Monday, January 11, 2010
Freya, the bees, and Susanna
What did the bees do with the letters Freya von Moltke hid in her beehives?
Freya von Moltke died on New Years Day in Vermont, at the age of 98. She was the widow of Count Helmuth James von Moltke, one of several German aristocrats and clerics who opposed Hitler and were executed. While her husband was imprisoned, Freya took the incriminating documents as well as his letters to her and hid them in the beehives on their estate at Kreisau. The obit does not mention what honeycomb masterpiece the bees created around those papers, only that they were an invaluable source for historians seeking to learn about the resistance to Hitler.
A couple of years ago I saw this honeycomb vase at MOMA created by a Slovakian artist, well - created by bees, with the nudging of the Slovakian artist. Since then I have been imploring CSB to let me introduce strange objects (a fountain pen, a tiara, a small book) into our beehives to see what the bees make of it. He is still considering this.

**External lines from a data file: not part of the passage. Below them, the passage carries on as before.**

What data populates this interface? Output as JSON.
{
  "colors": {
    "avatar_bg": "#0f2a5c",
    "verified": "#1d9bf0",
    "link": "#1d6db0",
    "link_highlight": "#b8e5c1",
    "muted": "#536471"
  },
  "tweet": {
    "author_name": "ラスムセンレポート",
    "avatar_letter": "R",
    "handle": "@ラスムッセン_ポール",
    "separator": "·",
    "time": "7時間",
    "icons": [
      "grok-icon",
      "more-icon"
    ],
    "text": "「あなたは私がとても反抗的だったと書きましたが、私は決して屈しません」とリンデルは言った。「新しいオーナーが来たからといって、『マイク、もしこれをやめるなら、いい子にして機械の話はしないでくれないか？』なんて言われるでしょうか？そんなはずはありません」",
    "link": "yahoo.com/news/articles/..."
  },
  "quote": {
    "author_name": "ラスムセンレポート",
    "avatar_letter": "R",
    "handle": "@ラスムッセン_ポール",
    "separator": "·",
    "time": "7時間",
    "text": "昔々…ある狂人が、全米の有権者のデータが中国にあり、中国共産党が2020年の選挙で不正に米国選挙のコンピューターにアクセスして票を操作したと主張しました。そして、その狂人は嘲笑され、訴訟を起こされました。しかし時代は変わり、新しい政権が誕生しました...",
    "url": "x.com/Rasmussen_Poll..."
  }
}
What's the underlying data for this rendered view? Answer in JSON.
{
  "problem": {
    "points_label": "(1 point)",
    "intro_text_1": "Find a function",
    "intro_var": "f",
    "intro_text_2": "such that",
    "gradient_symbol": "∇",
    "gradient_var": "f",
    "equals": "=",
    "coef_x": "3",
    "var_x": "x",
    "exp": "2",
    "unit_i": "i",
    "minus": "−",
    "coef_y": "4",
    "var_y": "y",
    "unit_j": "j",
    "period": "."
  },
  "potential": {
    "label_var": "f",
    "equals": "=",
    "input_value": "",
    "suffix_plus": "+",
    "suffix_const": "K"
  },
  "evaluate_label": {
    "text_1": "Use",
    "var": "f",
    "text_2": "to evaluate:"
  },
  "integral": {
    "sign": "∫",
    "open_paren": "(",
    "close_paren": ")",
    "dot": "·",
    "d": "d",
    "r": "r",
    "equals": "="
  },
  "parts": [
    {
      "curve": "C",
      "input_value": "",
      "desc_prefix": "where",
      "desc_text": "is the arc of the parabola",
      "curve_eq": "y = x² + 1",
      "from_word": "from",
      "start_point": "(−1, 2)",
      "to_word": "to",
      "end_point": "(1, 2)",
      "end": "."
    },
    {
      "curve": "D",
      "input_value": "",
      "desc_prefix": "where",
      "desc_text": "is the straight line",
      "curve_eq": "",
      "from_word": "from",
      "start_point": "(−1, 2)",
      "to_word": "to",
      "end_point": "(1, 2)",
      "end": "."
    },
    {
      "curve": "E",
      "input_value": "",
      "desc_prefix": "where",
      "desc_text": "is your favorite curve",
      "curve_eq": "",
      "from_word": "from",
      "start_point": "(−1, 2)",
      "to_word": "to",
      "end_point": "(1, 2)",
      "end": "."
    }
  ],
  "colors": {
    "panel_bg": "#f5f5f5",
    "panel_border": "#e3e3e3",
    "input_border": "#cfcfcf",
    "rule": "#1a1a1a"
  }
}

Later I went to hear my friend sing in Handel’s 1748 oratorio, “Susanna”. It’s a compelling and disturbing story: the beautiful Susana is seen bathing in the river by the lecherous elders and they accost her.
(In vain would age his ice bespread/To numb each gay desire/Tho’ seventy winters hoar my head/My heart is still on fire.)When she refuses their lewd advances the elders retaliate by accusing her of having carnal knowledge with her young man under a certain tree. She is condemned to die. (The cause is decided, the sentence decreed,/Susanna is guilty, Susanna must bleed.) Only when Daniel comes on the scene (sung by a woman, a soprano) and questions the elders separately is Susanna acquitted. Daniel wisely asks each elder under which tree Susanna was seen fornicating, and they answer with very different trees (a holm tree and a lentisk), trees that could not be mistaken one for the other.
Does this all sound painfully contemporary? It did to me.
Sitting there in my pew, I wondered how the Biblical version read, and since the concert was in a church, I thought, how convenient! I pulled the Bible out from the hymnal shelf and flipped through the book of Daniel. But there was no Susanna to be found.
Later I learned that her story has been deemed apocryphal by the Protestants (in the 39 articles) and so is only found in the RC and Easter Orthodox bibles.
Apocryphal or not, it is a story made for artists: naked bathing beauty, leering older men, and conflict.
Susanna and the Elders by Artemesia Gentileschi.
Susanna by Tintoretto.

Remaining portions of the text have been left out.